WG3 Building physics and energy performance of structural skins

The building industry is moving towards zero energy buildings in Europe. Improving the envelope’s physical characteristics, developing surfaces with special properties and applying natural processes in the design of buildings are valuable strategies towards achieving this goal. Tensioned structures are competitive in this process due to their organic shape, minimum weight, high flexibility, translucency and low maintenance.

Topics such as the thermal and acoustic performance of structural skins and their use in controlling the internal comfort of buildings as well as energy harvesting will be assessed and investigated.
Single layered, multi-layered and adaptable membrane and foil structural skins are being used for permanent and semi-permanent building enclosures in diverse climates and for a wide range of functions. Increasingly these require a controlled internal environment, which necessitates enhanced thermal performance of the skin. Data does exist – in manufacturers’ data sheets for materials and in scientific papers on the environmental performance of enclosures – but is often incomplete and/or of limited application.

Tensile surface enclosures are unlike traditional forms of construction yet the predictive modelling of their thermal behaviour tends to be based on techniques developed for more conventional enclosures. A specific concern is the relative absence of experimental data from monitoring of the internal environment in tensile surface enclosures. Little is in the public domain. Without such data it is difficult to verify the accuracy of any analytical tool developed to predict the environmental performance.

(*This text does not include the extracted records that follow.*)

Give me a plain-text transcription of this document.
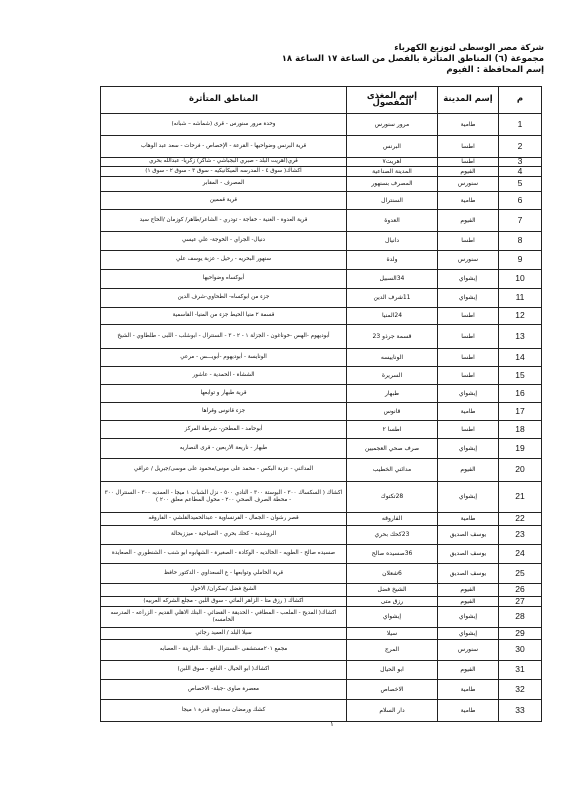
شركة مصر الوسطى لتوزيع الكهرباء
مجموعة (٦) المناطق المتأثرة بالفصل من الساعة ١٧ الساعة ١٨
إسم المحافظة : الفيوم
م	إسم المدينة	إسم المغذى المفصول	المناطق المتأثرة
1	طامية	مرور سنورس	وحدة مرور سنورس - قرى (شماشه – شبانه)
2	اطسا	البرنس	قرية البرنس وضواحيها - القرعة - الإخصاص - فرحات - سعد عبد الوهاب
3	اطسا	اهريت٧	قري(اهريت البلد - صبري البجباشي - شاكر) زكريا- عبدالله بحري
4	الفيوم	المدينة الصناعية	اكشاك( سوق ٤ - المدرسه الميكانيكيه - سوق ٣ - سوق ٢ - سوق ١)
5	سنورس	المصرف بسنهور	المصرف - المقابر
6	طامية	السنترال	قرية قممين
7	الفيوم	العدوة	قرية العدوة - الغنية - خفاجة - تودري - الشاعر/طاهر/ كوزمان /الحاج سيد
8	اطسا	دانيال	دنيال- الجراي - الخوجة- علي عيسي
9	سنورس	ولدة	سنهور البحريه - رحيل - عزبة يوسف علي
10	إبشواي	34السبيل	أبوكساه وضواحيها
11	إبشواي	11شرف الدين	جزء من ابوكساه- الطحاوي-شرف الدين
12	اطسا	24المنيا	قسمة ٢ منيا الحيط جزء من المنيا- القاسمية
13	اطسا	قسمة جرذو 23	أبوديهوم -الهس -خوناغون - الجزلة ١ - ٢ - ٣ - السنترال - ابوشلب - اللبى - طلطاوي - الشيخ
14	اطسا	الوناييسه	الونايسة - أبوديهوم -أبويـــس - مرعي
15	اطسا	السريرة	الششاة - الحمدية - عاشور
16	إبشواي	طبهار	قرية طبهار و توابعها
17	طامية	قانوس	جزء قانوس وقراها
18	اطسا	اطسا ٢	أبوحامد - المطحن- شرطة المركز
19	إبشواي	صرف صحي العجميين	طبهار - ناريعة الاربعين - قرى النصاريه
20	الفيوم	مدائني الخطيب	المدائني - عزبة البكس - محمد على موس/محمود على موسى/جبريل / عراقي
21	إبشواي	28تكتوك	اكشاك ( السكساك ٣٠٠ - البوستة ٣٠٠ - النادي ٥٠٠ - نزل الشباب ١ ميجا - العمديه ٣٠٠ - السنترال ٣٠٠ - محطة الصرف الصحي ٢٠٠ - محول المطاعم معلق ٢٠٠ )
22	طامية	الفاروقه	قصر رشوان - الجمال - الفرنساوية - عبدالحميدالقلشي - الفاروقه
23	يوسف الصديق	23كحك بحري	الروشدية - كحك بحري - الصياحية - ميززبحالة
24	يوسف الصديق	36صسيده صالح	صسيده صالح - الطويه - الخالديه - الوكادة - الصغيرة - الشهابوه ابو شنب - الشنطوري - الصعايدة
25	يوسف الصديق	6شعلان	قرية الحاملي وتوابعها - ع السعداوي - الدكتور حافظ
26	الفيوم	الشيخ فضل	الشيخ فضل /سكران/ الاحول
27	الفيوم	رزق متى	اكشاك ( رزق متا - الزاهر المائي - سوق اللبن - مجلع الشركه العربيه)
28	إبشواي	إبشواي	اكشاك( المديح - الملعب - المطافي - الحديقة - القضائي - البنك الاهلي القديم - الزراعه - المدرسه الخامسه)
29	إبشواي	سيلا	سيلا البلد / العميد رجائي
30	سنورس	المرج	مجمع ٢٠١مستشفى -السنترال -البنك -البلزينة - العصابه
31	الفيوم	ابو الحيال	اكشاك( ابو الحيال - النافع - سوق اللبن)
32	طامية	الاخصاص	معصرة صاوى -جبلة- الاخصاص
33	طامية	دار السلام	كشك ورمضان سعداوي قدرة ١ ميجا
١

The following aspects influence the overall environmental performance of enclosed spaces: the complex geometry, the relative importance of radiation as heat transfer mechanism, the absence of a steady state condition, the interaction with the external airflow and the possibility that the skin may be adaptable. Typical research topics are:

  • The determination of accurate material properties pertinent to environmental design, e.g. acoustic, thermal insulation, translucency, vapour permeability, transmission of condensed water;
  • Development of effective multi-layer systems using modified and coated materials for a variety of functions and climatic conditions, e.g. including thermal insulation;
  • Designing multi-layer systems with advanced properties for harvesting solar energy (a) solar thermal energy for air and water heating, (b) flexible photovoltaic cells;
  • The determination of the influence of factors relating to the thermal performance of the full enclosure;
  • The detailed monitoring of existing enclosures in order to improve predictive modelling.